Florida Senators Bill Nelson (D) and Marco Rubio (R) and Representatives Neal Dunn (R), Al Lawson (D), and Matt Gaetz (R) sent a letter to FEMA Administrator Brock Long on October 26 urging him to immediately approve the state’s request for direct housing assistance. The DHRC also sent a letter to FEMA the same day, urging the agency to implement the Disaster Housing Assistance Program (DHAP) and immediately provide shelter options like trailers or manufactured housing units (see Memo 10/29).
DHRC partners on the ground have shared reports of landlords cutting off power, water, and even mail service. Local news outlets have run stories detailing the attempted evictions of low income tenants and the lack of substantial housing assistance to address the extreme shortage of housing options. Survivors can use FEMA assistance through the Transitional Sheltering Assistance (TSA) program at only one motel in all of Bay County where Panama City is located. Many of the other hotels were destroyed, are housing emergency workers and first responders, or are not participating in the TSA program.

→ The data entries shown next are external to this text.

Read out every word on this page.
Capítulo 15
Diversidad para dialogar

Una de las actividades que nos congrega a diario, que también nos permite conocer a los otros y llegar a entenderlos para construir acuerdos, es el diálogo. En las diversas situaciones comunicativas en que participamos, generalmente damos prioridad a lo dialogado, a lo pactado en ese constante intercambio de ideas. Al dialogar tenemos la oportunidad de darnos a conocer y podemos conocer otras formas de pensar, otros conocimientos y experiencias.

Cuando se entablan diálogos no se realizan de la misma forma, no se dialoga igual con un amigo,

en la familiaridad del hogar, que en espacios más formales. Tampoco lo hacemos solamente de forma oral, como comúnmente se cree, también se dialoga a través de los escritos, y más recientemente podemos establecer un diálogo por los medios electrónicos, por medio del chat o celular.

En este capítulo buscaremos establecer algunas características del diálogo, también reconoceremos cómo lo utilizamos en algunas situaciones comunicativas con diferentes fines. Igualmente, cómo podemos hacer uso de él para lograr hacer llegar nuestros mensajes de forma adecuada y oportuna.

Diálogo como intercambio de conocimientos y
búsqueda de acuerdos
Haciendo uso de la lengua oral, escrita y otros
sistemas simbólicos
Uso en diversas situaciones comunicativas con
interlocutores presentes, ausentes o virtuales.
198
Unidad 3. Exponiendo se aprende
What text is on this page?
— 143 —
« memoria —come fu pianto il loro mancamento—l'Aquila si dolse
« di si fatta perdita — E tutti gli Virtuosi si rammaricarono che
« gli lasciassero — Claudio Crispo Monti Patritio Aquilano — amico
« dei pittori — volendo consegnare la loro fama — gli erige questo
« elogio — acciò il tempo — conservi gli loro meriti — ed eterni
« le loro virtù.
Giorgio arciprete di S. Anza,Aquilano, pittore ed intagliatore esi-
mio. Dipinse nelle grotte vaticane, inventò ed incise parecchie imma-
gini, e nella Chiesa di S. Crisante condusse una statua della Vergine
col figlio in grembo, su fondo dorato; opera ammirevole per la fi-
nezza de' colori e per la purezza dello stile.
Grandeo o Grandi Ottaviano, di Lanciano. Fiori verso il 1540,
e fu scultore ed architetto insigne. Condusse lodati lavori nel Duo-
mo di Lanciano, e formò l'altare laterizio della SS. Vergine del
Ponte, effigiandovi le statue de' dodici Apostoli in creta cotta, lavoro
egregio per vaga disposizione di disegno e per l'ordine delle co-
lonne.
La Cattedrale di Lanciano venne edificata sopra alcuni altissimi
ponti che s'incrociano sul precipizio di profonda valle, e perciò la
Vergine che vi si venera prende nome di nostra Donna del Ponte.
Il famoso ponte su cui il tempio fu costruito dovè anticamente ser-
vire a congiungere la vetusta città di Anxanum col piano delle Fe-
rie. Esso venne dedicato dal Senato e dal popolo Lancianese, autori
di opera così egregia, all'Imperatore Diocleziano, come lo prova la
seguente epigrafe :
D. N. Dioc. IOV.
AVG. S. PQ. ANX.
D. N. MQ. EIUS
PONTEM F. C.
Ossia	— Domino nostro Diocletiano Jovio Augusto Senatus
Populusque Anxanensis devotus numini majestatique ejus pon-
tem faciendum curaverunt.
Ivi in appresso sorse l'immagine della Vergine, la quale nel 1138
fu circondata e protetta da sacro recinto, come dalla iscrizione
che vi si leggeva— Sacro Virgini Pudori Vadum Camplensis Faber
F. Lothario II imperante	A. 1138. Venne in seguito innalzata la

Those displaced have virtually no local options for shelter, and the lack of housing and destruction of many local businesses is causing many survivors to move out of the area. The county is currently working on finding additional spaces to serve as shelters so that schools can be reopened. FEMA has announced it will begin providing trailers, although FEMA spokeswoman Nikki Gaskins stated, “It’s not FEMA’s decision in the long-run. We’re working to make those decisions with the state and local governments.” NLIHC has been working with our legal aid partners in Florida and with HUD to ensure residents know their rights and are given adequate time and resources to relocate.